Ouest-France tmardi 26 mars 2013

L’agence régionale de santé Bretagne veut attribuer le marché breton du contrôle des eaux potables et de baignades à des laboratoires départementaux et publics. La société privée Eurofins attaque cette décision en justice. Le tribunal administratif de Rennes examinait le dossier ce mardi après-midi.

Eurofins contre des laboratoires départementaux publics

Une vraie guerre oppose actuellement les laboratoires publics d’analyses de l’eau des quatre départements bretons à la société privée Eurofins. En jeu ? Le marché du contrôle sanitaire des eaux bretonnes. Un gros marché puisqu’il s’agit d’analyser les eaux potables et les eaux de baignade (piscine, mer…) de toute la région pendant les quatre prochaines années.

Liens étroits entre l’ARS et les labos ?

L’agence régionale de santé (ARS) Bretagne a lancé un appel d’offres en juin 2012. Et finalement décidé d’attribuer le marché aux labos publics Leres, LDA56, LDA22 et IDHESA Bretagne Océane rattachés aux conseils généraux des Côtes-d’Armor, Morbihan, Finistère et, pour l’Ille-et-Vilaine, à l’école des hautes études en santé publique de Rennes.

De quoi provoquer une grosse colère d’Eurofins. Le N° 2 mondial de la bioanalyse ne comprend pas pourquoi il a été recalé, d’autant que son offre, dit-il, était trois fois moins cher. Devant le juge des référés du tribunal administratif de Rennes, ce mardi après-midi, son avocat, Paul-Guillaume Balaÿ, a pointé des « liens très étroits entre les laboratoires départementaux et l’ARS », liens datant d’avant l’ouverture du marché du contrôle de l’eau à la concurrence en 2006. Et dénoncé « l’imprécision des critères d’attribution du marché ».

Délais trop longs, préleveurs non accrédités…

L’ARS, elle, se défend de tout traitement préférentiel. « C’est totalement hors de propos », rétorque Charlotte Pezin, l’avocate de l’agence.
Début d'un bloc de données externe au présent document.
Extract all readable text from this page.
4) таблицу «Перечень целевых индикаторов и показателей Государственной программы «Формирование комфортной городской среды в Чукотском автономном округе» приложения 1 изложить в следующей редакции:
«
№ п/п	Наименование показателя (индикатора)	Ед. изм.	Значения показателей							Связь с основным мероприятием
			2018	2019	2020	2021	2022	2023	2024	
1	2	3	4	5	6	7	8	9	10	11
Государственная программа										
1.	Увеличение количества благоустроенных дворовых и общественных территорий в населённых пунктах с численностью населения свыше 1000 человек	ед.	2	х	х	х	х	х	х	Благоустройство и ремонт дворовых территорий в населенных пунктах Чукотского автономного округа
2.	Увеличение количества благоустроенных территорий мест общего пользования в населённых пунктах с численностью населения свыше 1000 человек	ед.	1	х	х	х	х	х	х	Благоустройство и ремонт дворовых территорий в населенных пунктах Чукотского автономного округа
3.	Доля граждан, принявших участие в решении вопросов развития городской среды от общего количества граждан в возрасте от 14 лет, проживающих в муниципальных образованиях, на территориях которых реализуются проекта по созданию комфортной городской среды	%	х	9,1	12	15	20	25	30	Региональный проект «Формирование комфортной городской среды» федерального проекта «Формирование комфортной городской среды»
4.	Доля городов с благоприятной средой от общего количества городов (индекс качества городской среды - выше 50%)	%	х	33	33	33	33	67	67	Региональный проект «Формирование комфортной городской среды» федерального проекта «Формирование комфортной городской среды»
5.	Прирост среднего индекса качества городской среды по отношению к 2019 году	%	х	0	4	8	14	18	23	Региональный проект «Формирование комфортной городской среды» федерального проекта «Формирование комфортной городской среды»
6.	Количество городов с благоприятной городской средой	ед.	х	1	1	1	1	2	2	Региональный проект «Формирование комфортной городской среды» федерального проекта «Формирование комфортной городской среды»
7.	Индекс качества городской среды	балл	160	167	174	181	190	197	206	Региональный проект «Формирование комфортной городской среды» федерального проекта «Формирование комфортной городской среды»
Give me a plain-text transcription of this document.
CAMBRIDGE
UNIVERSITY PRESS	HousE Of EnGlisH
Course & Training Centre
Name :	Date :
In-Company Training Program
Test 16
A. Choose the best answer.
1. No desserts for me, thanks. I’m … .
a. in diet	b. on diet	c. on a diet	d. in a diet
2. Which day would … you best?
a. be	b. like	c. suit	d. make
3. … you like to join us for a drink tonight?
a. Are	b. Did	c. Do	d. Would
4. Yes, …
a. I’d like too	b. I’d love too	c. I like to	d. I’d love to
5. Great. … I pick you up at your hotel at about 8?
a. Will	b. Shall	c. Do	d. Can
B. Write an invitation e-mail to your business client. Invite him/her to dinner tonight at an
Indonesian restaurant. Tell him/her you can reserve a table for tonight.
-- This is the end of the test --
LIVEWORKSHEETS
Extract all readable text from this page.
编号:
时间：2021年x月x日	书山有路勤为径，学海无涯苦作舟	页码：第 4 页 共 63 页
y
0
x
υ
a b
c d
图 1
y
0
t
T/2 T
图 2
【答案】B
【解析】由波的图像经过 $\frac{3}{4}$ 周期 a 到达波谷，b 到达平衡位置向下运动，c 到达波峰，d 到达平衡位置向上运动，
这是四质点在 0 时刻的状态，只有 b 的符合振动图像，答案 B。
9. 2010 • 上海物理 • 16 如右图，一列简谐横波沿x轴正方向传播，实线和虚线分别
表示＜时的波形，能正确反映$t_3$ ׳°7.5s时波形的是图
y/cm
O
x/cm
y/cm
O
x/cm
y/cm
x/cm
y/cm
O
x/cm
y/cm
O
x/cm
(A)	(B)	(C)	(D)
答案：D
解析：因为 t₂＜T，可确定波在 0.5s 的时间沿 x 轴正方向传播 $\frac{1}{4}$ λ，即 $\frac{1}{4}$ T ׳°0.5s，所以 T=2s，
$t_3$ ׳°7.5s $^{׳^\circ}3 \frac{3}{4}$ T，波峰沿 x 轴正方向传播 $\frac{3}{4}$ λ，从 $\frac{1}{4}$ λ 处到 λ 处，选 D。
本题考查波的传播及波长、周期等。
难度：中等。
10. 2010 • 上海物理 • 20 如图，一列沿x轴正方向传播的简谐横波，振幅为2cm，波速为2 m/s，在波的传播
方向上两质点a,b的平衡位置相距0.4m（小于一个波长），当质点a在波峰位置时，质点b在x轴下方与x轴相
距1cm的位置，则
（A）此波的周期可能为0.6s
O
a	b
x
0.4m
Si Eurofins n’a pas eu le marché, « c’est que son offre confuse ne correspondait pas » : mauvaise classification des analyses, délais trop longs, préleveurs non accrédités pour le Finistère et les Côtes-d’Armor…

Il n’y a de toute façon plus matière à polémiquer, précise l’ARS, puisque Eurofins, suite à des conflits sociaux lors du rachat de l’Institut Pasteur de Lille, a perdu son agrément pour une partie des analyses de pesticides, obligatoire pour contrôler l’eau en Bretagne.

Le juge rendra sa décision cette semaine. En attendant, l’attribution du marché reste bloquée. Les analyses devaient débuter le 1er janvier.